There have been two releases of 'new' Vivaldi works recently, New Discoveries Volume 2, and this, Orlando furioso, 1714. More accurately, the opera is a new attribution, having previously been considered the work of the young composer Giovanni Alberto Rostori.
With so much mystery surrounding the work, there is still a whiff of the spurious about the new offering. Several arias are missing from the manuscript housed in Turin. More are incomplete. The whole of Act III has been lost. Surely, then, this recreation is more to do with musicology than music, and more Sardelli than Vivaldi?
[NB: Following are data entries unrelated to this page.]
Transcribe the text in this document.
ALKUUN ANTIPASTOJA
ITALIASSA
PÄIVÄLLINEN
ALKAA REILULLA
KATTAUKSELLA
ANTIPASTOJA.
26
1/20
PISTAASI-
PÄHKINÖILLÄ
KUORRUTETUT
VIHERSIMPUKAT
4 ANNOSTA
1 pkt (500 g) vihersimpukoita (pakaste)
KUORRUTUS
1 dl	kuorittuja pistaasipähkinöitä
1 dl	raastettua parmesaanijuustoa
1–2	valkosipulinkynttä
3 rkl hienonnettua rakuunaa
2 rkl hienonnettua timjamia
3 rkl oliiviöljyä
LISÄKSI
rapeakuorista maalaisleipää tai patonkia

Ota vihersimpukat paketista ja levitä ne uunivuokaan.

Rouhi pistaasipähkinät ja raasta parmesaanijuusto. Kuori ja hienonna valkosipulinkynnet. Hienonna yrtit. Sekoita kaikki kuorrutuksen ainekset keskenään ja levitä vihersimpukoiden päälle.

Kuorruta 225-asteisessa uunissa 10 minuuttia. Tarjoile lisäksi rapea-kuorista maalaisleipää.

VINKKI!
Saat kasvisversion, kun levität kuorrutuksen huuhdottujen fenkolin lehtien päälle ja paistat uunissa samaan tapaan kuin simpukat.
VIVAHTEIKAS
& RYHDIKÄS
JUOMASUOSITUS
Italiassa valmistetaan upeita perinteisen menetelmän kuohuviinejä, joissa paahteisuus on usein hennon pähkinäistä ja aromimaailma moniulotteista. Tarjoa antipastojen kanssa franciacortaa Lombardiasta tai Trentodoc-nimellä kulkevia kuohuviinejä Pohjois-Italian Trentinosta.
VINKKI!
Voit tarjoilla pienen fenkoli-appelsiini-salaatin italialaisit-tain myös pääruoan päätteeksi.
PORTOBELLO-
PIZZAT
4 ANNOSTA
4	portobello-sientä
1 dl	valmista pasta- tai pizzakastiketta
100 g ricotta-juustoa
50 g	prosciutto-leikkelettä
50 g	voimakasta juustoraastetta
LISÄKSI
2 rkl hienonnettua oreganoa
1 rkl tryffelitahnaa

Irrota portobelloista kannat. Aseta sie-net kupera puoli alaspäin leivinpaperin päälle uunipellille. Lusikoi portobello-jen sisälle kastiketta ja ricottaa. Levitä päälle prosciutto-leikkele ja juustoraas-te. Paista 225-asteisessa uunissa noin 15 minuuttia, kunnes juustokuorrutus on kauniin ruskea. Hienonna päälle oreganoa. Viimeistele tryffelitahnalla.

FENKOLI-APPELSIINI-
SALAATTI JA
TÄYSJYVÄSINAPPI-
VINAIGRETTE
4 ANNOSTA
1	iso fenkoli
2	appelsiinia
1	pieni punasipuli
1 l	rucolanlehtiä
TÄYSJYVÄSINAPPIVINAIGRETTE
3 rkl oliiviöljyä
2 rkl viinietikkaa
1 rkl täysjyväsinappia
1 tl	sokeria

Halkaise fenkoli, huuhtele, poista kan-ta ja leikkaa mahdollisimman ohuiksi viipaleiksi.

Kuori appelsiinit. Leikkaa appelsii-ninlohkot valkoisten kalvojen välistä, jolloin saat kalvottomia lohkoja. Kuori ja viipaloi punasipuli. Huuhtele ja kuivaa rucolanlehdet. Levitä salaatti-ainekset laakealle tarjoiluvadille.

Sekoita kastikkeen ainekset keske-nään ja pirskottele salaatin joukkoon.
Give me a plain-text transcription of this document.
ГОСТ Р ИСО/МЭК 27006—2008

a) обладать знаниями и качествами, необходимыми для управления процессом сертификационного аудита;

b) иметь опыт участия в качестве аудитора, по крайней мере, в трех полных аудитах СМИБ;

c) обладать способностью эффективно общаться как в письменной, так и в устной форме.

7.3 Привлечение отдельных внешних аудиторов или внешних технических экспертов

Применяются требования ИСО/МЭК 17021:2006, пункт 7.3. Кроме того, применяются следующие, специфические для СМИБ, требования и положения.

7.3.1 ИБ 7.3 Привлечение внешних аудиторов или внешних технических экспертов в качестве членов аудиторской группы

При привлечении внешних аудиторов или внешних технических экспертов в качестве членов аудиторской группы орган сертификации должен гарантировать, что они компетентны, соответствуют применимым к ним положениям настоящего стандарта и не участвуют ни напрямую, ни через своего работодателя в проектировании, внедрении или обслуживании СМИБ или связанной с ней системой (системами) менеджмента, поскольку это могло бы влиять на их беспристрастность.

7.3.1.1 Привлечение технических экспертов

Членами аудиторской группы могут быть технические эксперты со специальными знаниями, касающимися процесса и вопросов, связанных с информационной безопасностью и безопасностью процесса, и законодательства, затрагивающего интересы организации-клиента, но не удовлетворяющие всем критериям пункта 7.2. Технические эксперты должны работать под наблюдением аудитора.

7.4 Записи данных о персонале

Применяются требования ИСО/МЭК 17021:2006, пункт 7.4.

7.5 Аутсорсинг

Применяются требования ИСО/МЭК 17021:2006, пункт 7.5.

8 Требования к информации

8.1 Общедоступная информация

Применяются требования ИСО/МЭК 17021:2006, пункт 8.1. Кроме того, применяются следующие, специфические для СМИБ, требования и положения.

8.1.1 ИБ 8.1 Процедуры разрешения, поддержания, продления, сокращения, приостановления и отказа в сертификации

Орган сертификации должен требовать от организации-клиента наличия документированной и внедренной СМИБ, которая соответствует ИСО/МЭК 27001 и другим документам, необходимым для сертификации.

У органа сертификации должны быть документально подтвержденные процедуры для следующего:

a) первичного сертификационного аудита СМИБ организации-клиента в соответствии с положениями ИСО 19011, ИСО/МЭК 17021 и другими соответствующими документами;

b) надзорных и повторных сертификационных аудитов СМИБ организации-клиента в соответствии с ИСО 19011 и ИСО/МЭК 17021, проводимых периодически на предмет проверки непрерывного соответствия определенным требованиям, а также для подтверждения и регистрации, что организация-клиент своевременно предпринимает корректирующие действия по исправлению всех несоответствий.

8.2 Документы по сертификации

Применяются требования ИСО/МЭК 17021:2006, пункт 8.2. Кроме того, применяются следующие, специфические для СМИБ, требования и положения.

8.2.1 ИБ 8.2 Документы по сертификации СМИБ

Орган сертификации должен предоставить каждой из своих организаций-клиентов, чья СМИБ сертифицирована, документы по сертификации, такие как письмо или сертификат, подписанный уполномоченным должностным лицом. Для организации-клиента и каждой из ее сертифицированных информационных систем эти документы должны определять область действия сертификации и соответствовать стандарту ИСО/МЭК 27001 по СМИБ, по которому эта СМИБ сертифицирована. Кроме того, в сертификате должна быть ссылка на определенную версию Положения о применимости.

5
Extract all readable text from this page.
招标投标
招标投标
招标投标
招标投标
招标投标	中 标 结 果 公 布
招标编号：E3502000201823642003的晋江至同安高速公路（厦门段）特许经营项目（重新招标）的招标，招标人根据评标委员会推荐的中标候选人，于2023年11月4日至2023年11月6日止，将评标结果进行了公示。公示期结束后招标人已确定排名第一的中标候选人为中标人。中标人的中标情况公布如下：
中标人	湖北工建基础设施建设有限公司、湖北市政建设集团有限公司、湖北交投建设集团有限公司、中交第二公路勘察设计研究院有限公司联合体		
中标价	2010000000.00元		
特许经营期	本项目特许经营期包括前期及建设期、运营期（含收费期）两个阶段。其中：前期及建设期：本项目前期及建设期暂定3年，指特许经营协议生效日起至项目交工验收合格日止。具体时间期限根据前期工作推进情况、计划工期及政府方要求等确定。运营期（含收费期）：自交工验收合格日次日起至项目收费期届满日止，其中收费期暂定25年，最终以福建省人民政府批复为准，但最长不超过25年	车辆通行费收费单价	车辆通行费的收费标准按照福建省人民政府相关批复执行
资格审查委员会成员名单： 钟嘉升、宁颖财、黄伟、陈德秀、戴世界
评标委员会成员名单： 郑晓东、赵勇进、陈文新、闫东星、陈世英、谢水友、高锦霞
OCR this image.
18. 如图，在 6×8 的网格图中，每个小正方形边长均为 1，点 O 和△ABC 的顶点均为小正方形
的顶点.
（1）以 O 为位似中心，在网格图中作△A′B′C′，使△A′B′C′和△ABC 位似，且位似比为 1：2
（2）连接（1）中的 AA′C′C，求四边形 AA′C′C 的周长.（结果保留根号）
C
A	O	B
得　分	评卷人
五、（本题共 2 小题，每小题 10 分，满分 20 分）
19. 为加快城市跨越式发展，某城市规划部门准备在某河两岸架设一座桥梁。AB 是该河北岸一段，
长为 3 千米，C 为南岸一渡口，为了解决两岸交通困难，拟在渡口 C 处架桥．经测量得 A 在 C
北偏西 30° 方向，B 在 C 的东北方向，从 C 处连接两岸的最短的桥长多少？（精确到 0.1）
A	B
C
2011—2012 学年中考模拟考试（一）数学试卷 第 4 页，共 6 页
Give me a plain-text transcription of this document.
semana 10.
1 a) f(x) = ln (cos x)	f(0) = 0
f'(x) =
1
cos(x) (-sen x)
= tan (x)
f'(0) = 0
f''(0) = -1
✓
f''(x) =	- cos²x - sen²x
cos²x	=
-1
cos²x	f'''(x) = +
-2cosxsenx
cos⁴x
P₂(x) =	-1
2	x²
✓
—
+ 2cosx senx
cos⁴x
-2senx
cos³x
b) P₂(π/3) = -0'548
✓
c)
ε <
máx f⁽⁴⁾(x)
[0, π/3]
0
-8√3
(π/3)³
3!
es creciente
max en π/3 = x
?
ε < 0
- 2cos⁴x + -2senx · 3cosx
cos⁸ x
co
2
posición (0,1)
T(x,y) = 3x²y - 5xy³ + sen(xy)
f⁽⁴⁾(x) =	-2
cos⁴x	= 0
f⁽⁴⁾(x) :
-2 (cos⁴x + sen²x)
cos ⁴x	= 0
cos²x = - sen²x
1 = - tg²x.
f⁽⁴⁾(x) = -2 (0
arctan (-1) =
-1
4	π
As ever, Sardelli makes a very clear and convincing case in his notes which accompany the recording. He didn't want to burden the world, he says, with another pasticcio, and so rejected the idea of re-creating the third act. Those arias that are taken wholesale from the Vivaldi operas which pre-date this score (Ottone in villa and Orlando finto pazzo) were recycled by the composer himself, with one single exception. Where the music is supplied by Sardelli, filling in for the missing vocal and melodic lines, Sardelli argues that the only other viable alternative was to abandon the fragments altogether. And anyway, he says, 'in this case, the fragmentation was horizontal, not vertical: what was missing was not whole blocks of music but a few lines of a composition that had survived in part.' Perhaps he is being slightly disingenuous here. 'A few lines' refers, after all, to musical parts rather than bars. What has survived is often no more than the basso continuo part and the first few bars of melody.
Despite reservations, this CD has to represent one of the triumphs of recent times in Baroque music. Sardelli is a thoroughly assured Vivaldian, and there can't be anyone better equipped than he is to divine the composer's intentions.
Two great regrets for me in 2012 were (despite being in France for practically the whole year!) missing the climax of the Tour de France, and missing the Beaune Festival of Baroque Music, where this Vivaldi opera received its world premiere. Luckily, the current CDs capture the essence of what was missed last July. And while the opera does not match Vivaldi's best in this genre (it is not La fida ninfa, for example), it is spirited and engaging nonetheless. From the very first tracks of CD 1 (which feature the scarcely heard Sinfonia RV781, contemporaneous with this opera and probably written as an overture) it gives an illuminating insight into Vivaldi's early years as an opera composer and, at the same time, a superb example of inspired musicianship. A very worthy release from Naive.